Allan C. Brownfeld, Editor
Special Interest Report
November - December 2004

With interfaith marriage a growing fact of life in the Jewish community, non-Orthodox rabbis are increasingly attempting to include non-Jewish relatives in life-cycle events, a new survey has found.  

The Forward, (Oct. 15, 2004) reports that the survey, titled “Rabbis and the Intermarried Family in the Jewish Community,” sponsored by the Jewish Outreach Institute, is based on interviews with Conservative, Reform, Reconstructionist and Jewish Renewal rabbis across the country. It suggested that issues involving intermarried couples do not end after the wedding, but continue throughout the family’s lifetime, including bar mitzvahs and funerals, said the institute’s director, Rabbi Kerry Olitzky.  

“The wedding and the question of rabbinic officiation is the beginning of the conversation, not the end,” said Olitzky, whose institute advocates increased communal outreach to intermarried families.  

“The study comes as one of the Jewish community’s most influential philanthropic leaders, Edgar Bronfman, is reportedly promising to launch a campaign to convince Jewish communal institutions to drop policies that alienate intermarried families,” reports The Forward.  

Bronfman, chairman of Hillel’s International Board of Governors and president of the World Jewish Congress, was recently quoted in London’s Jewish Chronicle as saying that the time has come for the Jewish community to abandon its fight against intermarriage, which he called “racist,” complaining that “the whole concept of Jewish peoplehood and the lines being pure, begins to sound a little like Nazism, meaning racism.”  

Bronfman reportedly derided the current communal attitude as “dated” and warned that “we can make an attempt to double the amount of Jews that there are, or we can irritate everybody who’s intermarried, and lose them all.”  

According to the new survey, Bronfman’s argument in favor of more liberal standards appears to be gaining ground. The report found that, even among the Conservative rabbis interviewed, significant numbers of respondents were willIng to include non-Jewish relatives in life cycle events. When asked if they would allow a non-Jewish parent to stand on the bimah, or stage, at a bar mitzvah or bat mitzvah ceremony, 75 percent of Conservative rabbis responded positively. Almost all Reform and Reconstructionist rabbis said said yes. “The great majority” of Conservative respondents ordained since 1980 would “extend that role to saying something from the bimah,” according to the survey.  

Sociologist Steven Bayme, national director of the American Jewish Committee’s contemporary life department, argued, that rabbis should not abandon the traditional Jewish communal preference for endogamy, or conversion before marriage, and criticized the push for more liberal standards. He said: “Outreach should not result in a transformation in Jewish values so that the age-old imperative of Jews marrying Jews gets muted in favor of neutrality toward intermarriage.”  

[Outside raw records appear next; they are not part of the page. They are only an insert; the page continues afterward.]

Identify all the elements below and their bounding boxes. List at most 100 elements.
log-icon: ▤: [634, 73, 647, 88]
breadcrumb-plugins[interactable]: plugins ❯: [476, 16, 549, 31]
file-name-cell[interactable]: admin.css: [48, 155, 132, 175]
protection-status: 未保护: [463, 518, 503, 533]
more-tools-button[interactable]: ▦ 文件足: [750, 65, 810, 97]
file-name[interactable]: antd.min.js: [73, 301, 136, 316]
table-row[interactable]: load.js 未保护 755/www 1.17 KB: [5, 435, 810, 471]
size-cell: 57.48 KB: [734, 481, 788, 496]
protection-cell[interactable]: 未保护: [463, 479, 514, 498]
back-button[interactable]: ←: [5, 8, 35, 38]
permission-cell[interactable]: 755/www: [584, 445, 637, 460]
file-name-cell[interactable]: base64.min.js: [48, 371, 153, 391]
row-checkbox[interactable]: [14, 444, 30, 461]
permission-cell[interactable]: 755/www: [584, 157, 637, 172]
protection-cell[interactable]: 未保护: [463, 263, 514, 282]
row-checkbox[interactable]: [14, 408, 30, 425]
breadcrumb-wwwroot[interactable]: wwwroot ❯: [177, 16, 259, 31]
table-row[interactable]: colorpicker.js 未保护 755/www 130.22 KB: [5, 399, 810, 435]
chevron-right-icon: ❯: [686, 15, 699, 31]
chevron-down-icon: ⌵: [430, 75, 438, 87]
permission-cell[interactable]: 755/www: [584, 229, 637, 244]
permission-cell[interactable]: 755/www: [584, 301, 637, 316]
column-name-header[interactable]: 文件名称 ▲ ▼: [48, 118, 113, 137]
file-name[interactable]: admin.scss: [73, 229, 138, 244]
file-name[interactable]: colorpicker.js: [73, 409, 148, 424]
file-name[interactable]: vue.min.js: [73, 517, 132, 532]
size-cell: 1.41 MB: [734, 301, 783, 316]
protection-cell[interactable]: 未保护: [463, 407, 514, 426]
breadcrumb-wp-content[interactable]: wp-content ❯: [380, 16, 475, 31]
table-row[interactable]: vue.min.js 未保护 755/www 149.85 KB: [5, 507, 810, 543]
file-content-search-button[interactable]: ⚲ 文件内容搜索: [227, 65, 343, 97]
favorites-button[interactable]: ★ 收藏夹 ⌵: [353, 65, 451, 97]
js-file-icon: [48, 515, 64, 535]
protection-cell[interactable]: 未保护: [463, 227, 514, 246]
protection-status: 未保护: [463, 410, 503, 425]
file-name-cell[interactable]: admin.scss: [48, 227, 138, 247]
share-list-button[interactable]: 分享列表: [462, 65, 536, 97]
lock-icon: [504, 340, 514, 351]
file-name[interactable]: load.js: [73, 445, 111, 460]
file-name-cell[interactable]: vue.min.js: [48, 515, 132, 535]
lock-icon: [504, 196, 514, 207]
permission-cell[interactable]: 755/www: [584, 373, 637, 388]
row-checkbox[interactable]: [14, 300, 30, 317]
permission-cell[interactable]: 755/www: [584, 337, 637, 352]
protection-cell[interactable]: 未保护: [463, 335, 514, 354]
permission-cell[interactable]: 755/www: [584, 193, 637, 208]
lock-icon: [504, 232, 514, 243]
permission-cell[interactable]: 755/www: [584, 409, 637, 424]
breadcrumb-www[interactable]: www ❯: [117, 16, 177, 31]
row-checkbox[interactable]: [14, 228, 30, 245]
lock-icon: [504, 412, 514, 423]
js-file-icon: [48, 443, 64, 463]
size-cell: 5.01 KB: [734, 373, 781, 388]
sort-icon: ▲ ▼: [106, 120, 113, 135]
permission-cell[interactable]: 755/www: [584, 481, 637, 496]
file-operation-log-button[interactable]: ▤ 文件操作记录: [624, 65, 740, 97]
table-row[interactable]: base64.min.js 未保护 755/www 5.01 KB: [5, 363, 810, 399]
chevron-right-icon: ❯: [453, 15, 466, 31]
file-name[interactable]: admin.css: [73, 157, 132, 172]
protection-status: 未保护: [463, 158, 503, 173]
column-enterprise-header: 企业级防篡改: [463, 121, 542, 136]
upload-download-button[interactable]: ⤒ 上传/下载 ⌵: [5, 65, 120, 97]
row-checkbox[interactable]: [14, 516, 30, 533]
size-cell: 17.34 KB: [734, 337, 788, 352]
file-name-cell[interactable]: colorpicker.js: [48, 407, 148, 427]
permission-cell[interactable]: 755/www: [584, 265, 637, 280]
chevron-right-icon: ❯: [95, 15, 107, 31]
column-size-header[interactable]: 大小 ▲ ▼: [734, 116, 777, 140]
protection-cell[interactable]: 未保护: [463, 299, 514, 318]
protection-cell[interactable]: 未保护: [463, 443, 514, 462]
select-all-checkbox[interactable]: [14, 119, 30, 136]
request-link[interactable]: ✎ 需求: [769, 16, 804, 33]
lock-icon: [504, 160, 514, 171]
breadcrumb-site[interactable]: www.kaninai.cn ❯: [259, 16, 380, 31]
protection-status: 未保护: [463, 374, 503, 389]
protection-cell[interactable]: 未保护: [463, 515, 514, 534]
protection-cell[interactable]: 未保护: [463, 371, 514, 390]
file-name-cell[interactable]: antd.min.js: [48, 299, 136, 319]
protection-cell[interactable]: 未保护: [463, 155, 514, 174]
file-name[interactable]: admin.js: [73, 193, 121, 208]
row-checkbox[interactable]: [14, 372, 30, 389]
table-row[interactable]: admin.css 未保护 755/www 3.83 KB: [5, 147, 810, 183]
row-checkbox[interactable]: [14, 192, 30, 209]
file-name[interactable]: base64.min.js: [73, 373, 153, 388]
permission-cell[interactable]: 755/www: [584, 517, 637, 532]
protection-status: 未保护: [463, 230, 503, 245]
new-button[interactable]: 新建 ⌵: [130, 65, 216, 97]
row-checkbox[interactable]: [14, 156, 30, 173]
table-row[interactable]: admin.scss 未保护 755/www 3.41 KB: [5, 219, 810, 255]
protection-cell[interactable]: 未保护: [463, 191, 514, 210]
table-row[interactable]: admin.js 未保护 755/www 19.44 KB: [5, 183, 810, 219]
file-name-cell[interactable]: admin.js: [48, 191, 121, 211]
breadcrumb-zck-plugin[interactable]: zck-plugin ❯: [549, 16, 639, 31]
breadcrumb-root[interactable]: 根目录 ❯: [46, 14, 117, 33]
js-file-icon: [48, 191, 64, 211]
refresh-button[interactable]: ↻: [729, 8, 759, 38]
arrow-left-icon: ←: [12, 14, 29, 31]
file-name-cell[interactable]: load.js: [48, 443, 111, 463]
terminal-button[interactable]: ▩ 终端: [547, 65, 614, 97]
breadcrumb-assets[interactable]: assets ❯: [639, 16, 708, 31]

Others disagree. Chicago-area Reform Rabbi Sam Gordon, who has worked with intermarried couples for many years, says the study proves wrong those Jewish leaders who advocate writing off intermarried couples and “confirms that there are non-Jews actively wanting to be part of the Jewish community, including to be involved in synagogue life.”  

Rabbi Olitzky argued that with the National Jewish Population Survey study finding more than 1 million intermarried households in the Jewish community, it was vital for synagogues and other Jewish Institutions to adopt more liberal policies. “We want people to see interfaith marriage not as Jews marrying out but as non-Jews marrying in, and that is the rabbi’s role,” he said.